Uitspraak
1.Procesverloop in cassatie
2.Beoordeling van het middel in het principale beroep
3.Beslissing
25 november 2022.
Hoge Raad
In deze zaak hebben de kopers van een woning, [eiser 1] en [eiseres 2], cassatie ingesteld tegen een arrest van het gerechtshof 's-Hertogenbosch. Dit arrest, dat op 12 oktober 2021 is gewezen, betrof de aansprakelijkheid van de verkopers, [verweerder 1] en [verweerster 2], voor vochtproblemen in het souterrain van de woning. De Hoge Raad heeft in zijn uitspraak van 25 november 2022, onder zaaknummer 22/00054, de klachten van de kopers over het arrest van het hof beoordeeld. De advocaat-generaal W.L. Valk had geconcludeerd tot verwerping van het principale cassatieberoep. De Hoge Raad oordeelde dat de klachten van de kopers niet konden leiden tot vernietiging van het arrest van het hof.
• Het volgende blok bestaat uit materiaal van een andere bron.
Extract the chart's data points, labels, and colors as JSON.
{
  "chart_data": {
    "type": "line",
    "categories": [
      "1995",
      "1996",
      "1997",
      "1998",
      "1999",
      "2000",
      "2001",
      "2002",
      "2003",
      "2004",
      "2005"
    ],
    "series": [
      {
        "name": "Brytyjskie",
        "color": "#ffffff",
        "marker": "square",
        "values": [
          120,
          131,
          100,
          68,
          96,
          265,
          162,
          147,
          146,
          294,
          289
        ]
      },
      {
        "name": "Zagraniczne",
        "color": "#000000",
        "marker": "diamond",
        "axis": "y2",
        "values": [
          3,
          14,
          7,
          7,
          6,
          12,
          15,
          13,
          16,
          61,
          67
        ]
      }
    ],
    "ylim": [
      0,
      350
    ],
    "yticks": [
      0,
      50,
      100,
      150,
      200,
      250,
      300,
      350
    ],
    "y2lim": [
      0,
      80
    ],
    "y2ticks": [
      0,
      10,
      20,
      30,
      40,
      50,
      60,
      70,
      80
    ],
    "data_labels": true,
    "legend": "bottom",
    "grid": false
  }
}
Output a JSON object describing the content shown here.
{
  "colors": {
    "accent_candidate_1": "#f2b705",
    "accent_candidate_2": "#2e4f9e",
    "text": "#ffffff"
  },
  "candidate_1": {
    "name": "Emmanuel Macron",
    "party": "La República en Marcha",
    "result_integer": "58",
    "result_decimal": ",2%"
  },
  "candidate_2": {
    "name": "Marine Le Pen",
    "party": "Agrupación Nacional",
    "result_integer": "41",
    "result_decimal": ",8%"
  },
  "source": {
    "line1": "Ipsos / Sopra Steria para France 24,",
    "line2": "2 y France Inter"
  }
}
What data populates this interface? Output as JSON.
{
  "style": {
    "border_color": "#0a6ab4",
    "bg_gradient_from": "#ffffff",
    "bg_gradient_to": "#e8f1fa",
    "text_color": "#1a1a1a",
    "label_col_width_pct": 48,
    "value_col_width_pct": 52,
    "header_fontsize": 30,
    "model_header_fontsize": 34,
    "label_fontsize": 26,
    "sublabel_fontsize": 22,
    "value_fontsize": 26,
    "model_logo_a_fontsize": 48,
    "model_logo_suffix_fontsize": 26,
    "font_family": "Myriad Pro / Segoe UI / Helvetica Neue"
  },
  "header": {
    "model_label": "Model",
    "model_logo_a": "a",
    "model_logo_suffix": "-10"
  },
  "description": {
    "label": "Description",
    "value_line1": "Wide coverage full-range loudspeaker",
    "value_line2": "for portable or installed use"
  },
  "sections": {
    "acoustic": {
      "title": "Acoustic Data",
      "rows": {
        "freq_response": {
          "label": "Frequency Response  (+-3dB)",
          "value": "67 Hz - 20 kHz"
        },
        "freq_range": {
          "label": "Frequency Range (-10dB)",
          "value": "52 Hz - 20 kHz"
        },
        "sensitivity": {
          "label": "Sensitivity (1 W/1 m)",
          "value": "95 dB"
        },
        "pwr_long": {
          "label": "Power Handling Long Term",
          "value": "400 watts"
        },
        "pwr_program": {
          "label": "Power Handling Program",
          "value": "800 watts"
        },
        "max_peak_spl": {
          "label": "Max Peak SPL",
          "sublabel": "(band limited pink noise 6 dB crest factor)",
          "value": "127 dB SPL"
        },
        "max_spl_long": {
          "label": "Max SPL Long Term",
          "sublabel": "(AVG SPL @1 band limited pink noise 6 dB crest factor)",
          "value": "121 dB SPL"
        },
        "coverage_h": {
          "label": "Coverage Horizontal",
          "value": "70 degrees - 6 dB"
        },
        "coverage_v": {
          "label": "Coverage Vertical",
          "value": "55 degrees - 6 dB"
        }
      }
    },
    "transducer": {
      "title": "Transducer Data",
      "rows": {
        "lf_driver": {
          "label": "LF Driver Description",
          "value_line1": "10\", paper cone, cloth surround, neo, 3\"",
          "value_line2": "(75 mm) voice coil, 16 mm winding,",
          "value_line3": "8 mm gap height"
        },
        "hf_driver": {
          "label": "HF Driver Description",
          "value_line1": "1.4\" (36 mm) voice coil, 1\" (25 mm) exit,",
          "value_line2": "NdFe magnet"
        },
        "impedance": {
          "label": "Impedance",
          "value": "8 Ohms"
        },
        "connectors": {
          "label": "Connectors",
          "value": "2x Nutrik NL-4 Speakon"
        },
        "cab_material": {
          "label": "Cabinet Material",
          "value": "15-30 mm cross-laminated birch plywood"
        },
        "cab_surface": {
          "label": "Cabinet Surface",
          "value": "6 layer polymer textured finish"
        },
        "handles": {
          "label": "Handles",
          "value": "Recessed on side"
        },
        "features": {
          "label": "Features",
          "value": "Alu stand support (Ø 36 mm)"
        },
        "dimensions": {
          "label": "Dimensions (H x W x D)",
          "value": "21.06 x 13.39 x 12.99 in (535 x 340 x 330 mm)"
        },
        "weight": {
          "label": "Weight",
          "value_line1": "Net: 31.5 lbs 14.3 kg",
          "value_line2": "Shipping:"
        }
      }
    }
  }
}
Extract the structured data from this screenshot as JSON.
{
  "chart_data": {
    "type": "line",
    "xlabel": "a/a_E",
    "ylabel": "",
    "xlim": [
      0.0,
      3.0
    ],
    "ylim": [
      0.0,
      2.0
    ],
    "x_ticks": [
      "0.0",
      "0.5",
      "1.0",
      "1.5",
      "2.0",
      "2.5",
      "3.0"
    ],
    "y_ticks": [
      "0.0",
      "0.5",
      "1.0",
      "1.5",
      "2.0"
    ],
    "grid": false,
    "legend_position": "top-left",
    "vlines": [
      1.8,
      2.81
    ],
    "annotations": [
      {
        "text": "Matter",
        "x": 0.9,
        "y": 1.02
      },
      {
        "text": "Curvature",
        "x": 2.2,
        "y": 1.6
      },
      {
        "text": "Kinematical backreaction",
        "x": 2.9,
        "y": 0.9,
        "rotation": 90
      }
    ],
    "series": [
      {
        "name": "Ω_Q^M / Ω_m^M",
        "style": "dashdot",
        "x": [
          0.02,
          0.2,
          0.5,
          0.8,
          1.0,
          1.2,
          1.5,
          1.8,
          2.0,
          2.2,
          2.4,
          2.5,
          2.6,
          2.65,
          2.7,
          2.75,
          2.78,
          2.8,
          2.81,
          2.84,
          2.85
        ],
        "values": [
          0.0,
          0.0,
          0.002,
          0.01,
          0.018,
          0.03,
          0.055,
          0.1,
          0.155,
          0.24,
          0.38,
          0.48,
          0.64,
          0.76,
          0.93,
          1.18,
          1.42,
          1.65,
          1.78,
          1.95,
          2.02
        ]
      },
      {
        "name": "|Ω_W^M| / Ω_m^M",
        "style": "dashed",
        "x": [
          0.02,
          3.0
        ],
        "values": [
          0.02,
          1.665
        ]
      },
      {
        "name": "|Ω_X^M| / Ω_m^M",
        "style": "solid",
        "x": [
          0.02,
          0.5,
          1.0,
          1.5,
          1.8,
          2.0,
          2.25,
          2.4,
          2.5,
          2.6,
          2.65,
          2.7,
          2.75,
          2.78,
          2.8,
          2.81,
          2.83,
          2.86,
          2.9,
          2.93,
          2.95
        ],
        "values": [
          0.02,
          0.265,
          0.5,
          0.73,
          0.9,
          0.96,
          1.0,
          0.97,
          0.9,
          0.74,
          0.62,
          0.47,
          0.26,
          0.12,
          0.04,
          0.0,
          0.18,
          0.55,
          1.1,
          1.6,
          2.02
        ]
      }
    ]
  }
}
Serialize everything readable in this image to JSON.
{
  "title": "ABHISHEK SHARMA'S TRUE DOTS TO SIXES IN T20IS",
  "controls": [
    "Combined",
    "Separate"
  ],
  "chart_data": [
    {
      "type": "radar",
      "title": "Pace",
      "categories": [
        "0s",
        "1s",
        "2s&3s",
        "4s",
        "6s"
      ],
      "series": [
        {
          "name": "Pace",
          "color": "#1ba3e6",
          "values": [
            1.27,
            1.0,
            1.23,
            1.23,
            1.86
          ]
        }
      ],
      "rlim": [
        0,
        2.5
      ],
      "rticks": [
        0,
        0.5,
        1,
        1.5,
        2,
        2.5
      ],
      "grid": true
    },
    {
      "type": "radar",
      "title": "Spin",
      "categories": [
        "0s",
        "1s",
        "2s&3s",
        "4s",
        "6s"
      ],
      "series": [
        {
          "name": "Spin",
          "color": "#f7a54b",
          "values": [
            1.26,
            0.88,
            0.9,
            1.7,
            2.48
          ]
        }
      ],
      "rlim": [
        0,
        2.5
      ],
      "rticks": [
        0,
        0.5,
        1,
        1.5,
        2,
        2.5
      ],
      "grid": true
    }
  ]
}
Dit oordeel werd niet verder gemotiveerd, omdat het niet nodig was om vragen te beantwoorden die van belang zijn voor de eenheid of ontwikkeling van het recht, zoals vermeld in artikel 81 lid 1 van de Wet op de rechterlijke organisatie. Het incidentele beroep van de verkopers, dat onder de voorwaarde was ingesteld dat het principale beroep tot vernietiging zou leiden, behoeft geen behandeling. De Hoge Raad heeft het principale beroep verworpen en de kopers in de kosten van het geding in cassatie veroordeeld, die zijn begroot op € 928,34 aan verschotten en € 2.200,-- voor salaris.